Analysis of a Not-for-Profit’s Financial Statements

The financial soundness of a not-for-profit is of considerable interest to its donors, suppliers, employees, and volunteers, because they all have an interest in the ability of the organization to achieve its goals and to continue in existence. There are a variety of tools that can be used to help evaluate the financial soundness of a not-for-profit.

Several traditional ratio analyses can be applied to a not-for-profit’s financial statements, such as the current ratio,the quick ratio and days in accounts payable.

The current ratio is a measure of liquidity that is calculated by dividing current assets by current liabilities. A higher current ratio is better than a lower one, with 2:1 being preferred. The quick ratio is a refinement of the current ratio with inventory being deducted from current assets, because inventory is more difficult to liquidate. A quick ratio of 1:1 is usually considered good:

Current ratio =
Current assets / Current liabilities

Quick ratio =
(Current assets – Inventory) / Current Liabilities

Days in accounts payable measures the number of days that an organization takes to pay its vendors and is calculated by dividing accounts payable by total purchases and multiplying by 365. An increase in the number of days from one period to the next indicates that the entity is paying its vendors more slowly and could mean that it is experiencing a liquidity problem.

Days in accounts payable =
Accounts payable / Purchases x 365

Another valuable technique that can be used is horizontal analysis which is also commonly known as trend analysis. This type of analysis involves the comparison of financial information over a series of reporting periods and can be utilized to help identify trends in financial results. In order to develop a useful analysis that will present a complete picture, as many years as possible should be included. The first year analyzed is considered the base year with each subsequent year amount expressed as a percentage of the base year amount. Horizontal analysis should be performed over the statements of net assets and the statements of changes in net assets as this will help to illustrate how each item has changed in relationship to the changes in other items.

Vertical analysis, which is the proportional analysis of a financial statement, is also an important method to consider.

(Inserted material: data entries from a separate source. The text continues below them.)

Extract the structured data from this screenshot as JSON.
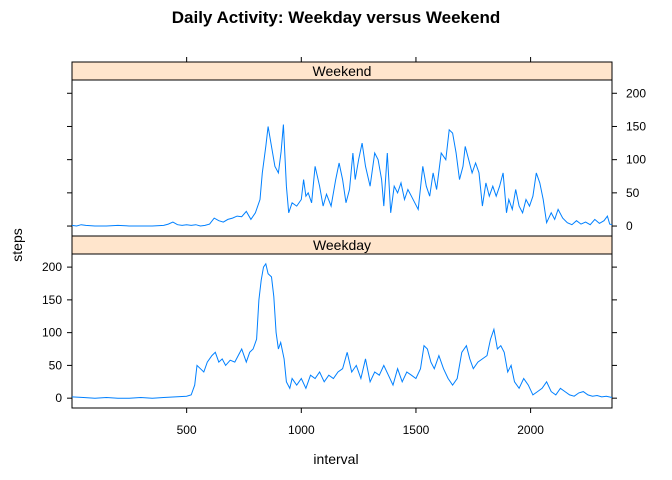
{
  "chart_data": {
    "type": "line",
    "title": "Daily Activity: Weekday versus Weekend",
    "xlabel": "interval",
    "ylabel": "steps",
    "xlim": [
      0,
      2355
    ],
    "ylim": [
      -15,
      220
    ],
    "x_ticks": [
      500,
      1000,
      1500,
      2000
    ],
    "y_ticks": [
      0,
      50,
      100,
      150,
      200
    ],
    "line_color": "#0080ff",
    "strip_color": "#ffe5cc",
    "grid": false,
    "panels": [
      {
        "name": "Weekend",
        "values": [
          [
            0,
            1
          ],
          [
            20,
            0
          ],
          [
            40,
            2
          ],
          [
            60,
            1
          ],
          [
            100,
            0
          ],
          [
            150,
            0
          ],
          [
            200,
            1
          ],
          [
            250,
            0
          ],
          [
            300,
            0
          ],
          [
            350,
            0
          ],
          [
            400,
            1
          ],
          [
            420,
            3
          ],
          [
            440,
            6
          ],
          [
            460,
            2
          ],
          [
            480,
            1
          ],
          [
            500,
            2
          ],
          [
            520,
            1
          ],
          [
            540,
            2
          ],
          [
            560,
            0
          ],
          [
            580,
            1
          ],
          [
            600,
            3
          ],
          [
            620,
            12
          ],
          [
            640,
            8
          ],
          [
            660,
            6
          ],
          [
            680,
            10
          ],
          [
            700,
            12
          ],
          [
            720,
            15
          ],
          [
            740,
            14
          ],
          [
            760,
            22
          ],
          [
            780,
            10
          ],
          [
            800,
            20
          ],
          [
            820,
            40
          ],
          [
            830,
            80
          ],
          [
            845,
            120
          ],
          [
            855,
            150
          ],
          [
            870,
            120
          ],
          [
            885,
            90
          ],
          [
            900,
            80
          ],
          [
            912,
            112
          ],
          [
            922,
            153
          ],
          [
            935,
            60
          ],
          [
            945,
            20
          ],
          [
            960,
            35
          ],
          [
            980,
            30
          ],
          [
            1000,
            40
          ],
          [
            1010,
            70
          ],
          [
            1020,
            45
          ],
          [
            1030,
            50
          ],
          [
            1045,
            35
          ],
          [
            1060,
            90
          ],
          [
            1080,
            60
          ],
          [
            1095,
            30
          ],
          [
            1110,
            48
          ],
          [
            1130,
            30
          ],
          [
            1150,
            70
          ],
          [
            1165,
            95
          ],
          [
            1180,
            70
          ],
          [
            1195,
            35
          ],
          [
            1210,
            55
          ],
          [
            1225,
            110
          ],
          [
            1235,
            70
          ],
          [
            1250,
            100
          ],
          [
            1265,
            125
          ],
          [
            1280,
            90
          ],
          [
            1300,
            60
          ],
          [
            1320,
            110
          ],
          [
            1335,
            100
          ],
          [
            1350,
            70
          ],
          [
            1360,
            30
          ],
          [
            1375,
            110
          ],
          [
            1390,
            20
          ],
          [
            1405,
            60
          ],
          [
            1420,
            50
          ],
          [
            1435,
            65
          ],
          [
            1450,
            40
          ],
          [
            1465,
            55
          ],
          [
            1480,
            45
          ],
          [
            1495,
            35
          ],
          [
            1510,
            25
          ],
          [
            1530,
            90
          ],
          [
            1545,
            60
          ],
          [
            1560,
            45
          ],
          [
            1575,
            80
          ],
          [
            1590,
            55
          ],
          [
            1610,
            110
          ],
          [
            1630,
            100
          ],
          [
            1645,
            145
          ],
          [
            1660,
            140
          ],
          [
            1675,
            110
          ],
          [
            1690,
            70
          ],
          [
            1705,
            90
          ],
          [
            1715,
            120
          ],
          [
            1730,
            100
          ],
          [
            1745,
            80
          ],
          [
            1760,
            95
          ],
          [
            1775,
            80
          ],
          [
            1790,
            30
          ],
          [
            1805,
            65
          ],
          [
            1820,
            45
          ],
          [
            1835,
            60
          ],
          [
            1850,
            45
          ],
          [
            1865,
            60
          ],
          [
            1880,
            80
          ],
          [
            1895,
            20
          ],
          [
            1905,
            40
          ],
          [
            1920,
            25
          ],
          [
            1935,
            55
          ],
          [
            1950,
            30
          ],
          [
            1965,
            20
          ],
          [
            1980,
            40
          ],
          [
            1995,
            30
          ],
          [
            2010,
            45
          ],
          [
            2025,
            80
          ],
          [
            2040,
            65
          ],
          [
            2055,
            40
          ],
          [
            2070,
            5
          ],
          [
            2090,
            20
          ],
          [
            2105,
            10
          ],
          [
            2120,
            25
          ],
          [
            2140,
            12
          ],
          [
            2160,
            5
          ],
          [
            2180,
            2
          ],
          [
            2200,
            8
          ],
          [
            2220,
            3
          ],
          [
            2240,
            6
          ],
          [
            2260,
            2
          ],
          [
            2280,
            10
          ],
          [
            2300,
            4
          ],
          [
            2320,
            8
          ],
          [
            2335,
            15
          ],
          [
            2345,
            3
          ],
          [
            2355,
            2
          ]
        ]
      },
      {
        "name": "Weekday",
        "values": [
          [
            0,
            2
          ],
          [
            50,
            1
          ],
          [
            100,
            0
          ],
          [
            150,
            1
          ],
          [
            200,
            0
          ],
          [
            250,
            0
          ],
          [
            300,
            1
          ],
          [
            350,
            0
          ],
          [
            400,
            1
          ],
          [
            450,
            2
          ],
          [
            500,
            3
          ],
          [
            520,
            5
          ],
          [
            535,
            20
          ],
          [
            545,
            50
          ],
          [
            560,
            45
          ],
          [
            575,
            40
          ],
          [
            590,
            55
          ],
          [
            610,
            65
          ],
          [
            625,
            70
          ],
          [
            640,
            55
          ],
          [
            655,
            60
          ],
          [
            670,
            50
          ],
          [
            690,
            58
          ],
          [
            710,
            55
          ],
          [
            725,
            65
          ],
          [
            740,
            75
          ],
          [
            760,
            55
          ],
          [
            775,
            70
          ],
          [
            790,
            75
          ],
          [
            805,
            90
          ],
          [
            815,
            150
          ],
          [
            825,
            180
          ],
          [
            835,
            200
          ],
          [
            845,
            205
          ],
          [
            855,
            190
          ],
          [
            870,
            185
          ],
          [
            880,
            155
          ],
          [
            890,
            100
          ],
          [
            900,
            75
          ],
          [
            910,
            85
          ],
          [
            925,
            60
          ],
          [
            935,
            25
          ],
          [
            950,
            15
          ],
          [
            960,
            30
          ],
          [
            980,
            20
          ],
          [
            1000,
            30
          ],
          [
            1020,
            15
          ],
          [
            1040,
            35
          ],
          [
            1060,
            30
          ],
          [
            1080,
            40
          ],
          [
            1100,
            25
          ],
          [
            1120,
            35
          ],
          [
            1140,
            30
          ],
          [
            1160,
            40
          ],
          [
            1180,
            45
          ],
          [
            1200,
            70
          ],
          [
            1220,
            40
          ],
          [
            1240,
            50
          ],
          [
            1260,
            30
          ],
          [
            1280,
            60
          ],
          [
            1300,
            25
          ],
          [
            1320,
            40
          ],
          [
            1340,
            35
          ],
          [
            1360,
            50
          ],
          [
            1380,
            35
          ],
          [
            1400,
            20
          ],
          [
            1420,
            45
          ],
          [
            1440,
            25
          ],
          [
            1460,
            40
          ],
          [
            1480,
            35
          ],
          [
            1500,
            30
          ],
          [
            1520,
            45
          ],
          [
            1535,
            80
          ],
          [
            1550,
            75
          ],
          [
            1565,
            55
          ],
          [
            1580,
            45
          ],
          [
            1600,
            65
          ],
          [
            1620,
            45
          ],
          [
            1640,
            30
          ],
          [
            1660,
            20
          ],
          [
            1680,
            30
          ],
          [
            1700,
            70
          ],
          [
            1720,
            80
          ],
          [
            1735,
            60
          ],
          [
            1750,
            45
          ],
          [
            1770,
            55
          ],
          [
            1790,
            60
          ],
          [
            1810,
            65
          ],
          [
            1825,
            90
          ],
          [
            1840,
            105
          ],
          [
            1855,
            75
          ],
          [
            1870,
            80
          ],
          [
            1885,
            70
          ],
          [
            1900,
            40
          ],
          [
            1915,
            50
          ],
          [
            1930,
            25
          ],
          [
            1950,
            15
          ],
          [
            1970,
            30
          ],
          [
            1990,
            20
          ],
          [
            2010,
            5
          ],
          [
            2030,
            10
          ],
          [
            2050,
            15
          ],
          [
            2070,
            25
          ],
          [
            2090,
            10
          ],
          [
            2110,
            5
          ],
          [
            2130,
            15
          ],
          [
            2150,
            10
          ],
          [
            2170,
            5
          ],
          [
            2190,
            3
          ],
          [
            2210,
            8
          ],
          [
            2230,
            10
          ],
          [
            2250,
            5
          ],
          [
            2270,
            3
          ],
          [
            2290,
            4
          ],
          [
            2310,
            2
          ],
          [
            2330,
            3
          ],
          [
            2355,
            1
          ]
        ]
      }
    ]
  }
}
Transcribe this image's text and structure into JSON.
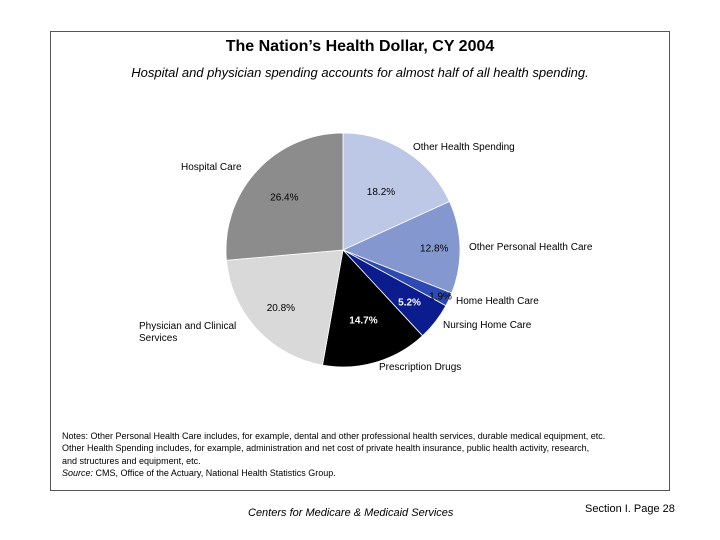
{
  "chart_data": {
    "type": "pie",
    "title": "The Nation’s Health Dollar, CY 2004",
    "subtitle": "Hospital and physician spending accounts for almost half of all health spending.",
    "slices": [
      {
        "name": "Other Health Spending",
        "value": 18.2,
        "label": "18.2%",
        "color": "#bcc8e6"
      },
      {
        "name": "Other Personal Health Care",
        "value": 12.8,
        "label": "12.8%",
        "color": "#8597cf"
      },
      {
        "name": "Home Health Care",
        "value": 1.9,
        "label": "1.9%",
        "color": "#2d49b4"
      },
      {
        "name": "Nursing Home Care",
        "value": 5.2,
        "label": "5.2%",
        "color": "#0a1c8e"
      },
      {
        "name": "Prescription Drugs",
        "value": 14.7,
        "label": "14.7%",
        "color": "#000000"
      },
      {
        "name": "Physician and Clinical Services",
        "value": 20.8,
        "label": "20.8%",
        "color": "#d9d9d9"
      },
      {
        "name": "Hospital Care",
        "value": 26.4,
        "label": "26.4%",
        "color": "#8c8c8c"
      }
    ]
  },
  "category_labels": {
    "other_health_spending": "Other Health Spending",
    "other_personal_health_care": "Other Personal Health Care",
    "home_health_care": "Home Health Care",
    "nursing_home_care": "Nursing Home Care",
    "prescription_drugs": "Prescription Drugs",
    "physician_line1": "Physician and Clinical",
    "physician_line2": "Services",
    "hospital_care": "Hospital Care"
  },
  "notes": {
    "line1": "Notes: Other Personal Health Care includes, for example, dental and other professional health services, durable medical equipment, etc.",
    "line2": "Other Health Spending includes, for example, administration and net cost of private health insurance, public health activity, research,",
    "line3": "and structures and equipment, etc.",
    "source_label": "Source:",
    "source_text": " CMS, Office of the Actuary, National Health Statistics Group."
  },
  "footer": {
    "organization": "Centers for Medicare & Medicaid Services",
    "page": "Section I. Page 28"
  }
}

This technique is most commonly used within a financial statement for a single time period to help determine the relative proportions of account balances
and better understand the composition of the financial statement. To perform vertical analysis, each line item should be calculated as a percentage of another item. For example, on a statement of activities, each line item could be stated as a percentage of total revenue, membership dues or contributions, depending on what is most relevant to the organization. These numbers can then be used for a timeline analysis, for example by comparing compensation as a percentage of revenue over time. If this number has a history of being 30%, an increase to 40% would merit further investigation.

A financially strong not-for-profit generally obtains its revenue from a number of sources, so a decline in contributions from a few donors typically will not have a catastrophic effect on total revenue. An organization’s concentration of revenue can be analyzed by obtaining a list of donors and to sorting by the amount contributed. If the majority of contributions are from a few large donors, this can highlight the need for management to explore new fundraising avenues. Some donors can be counted on to regularly contribute, but other contributions will be more variable and may require considerable effort to obtain, so it is also useful to consider this risk when analyzing the overall financial soundness.

Not-for-profit organizations are often evaluated based on the proportion of total expenses that are used in programs, fundraising, and management and administration. Analyzing expense concentrations can reveal whether resources are consumed by delivering program services or by administrative and fundraising expenses. The program efficiency ratio is one measure that can be used to determine expense concentrations. This ratio is calculated by dividing program expenses by total expenses. Donors typically expect that 80% of total expenses should be spent on programs.

These tools should help to analyze the financial health of a not-for-profit, but ultimately non-financial considerations also have an impact on financial health. These considerations include the support of donors, the experience of the board of directors and the ability of management to fulfill the mission of the organization.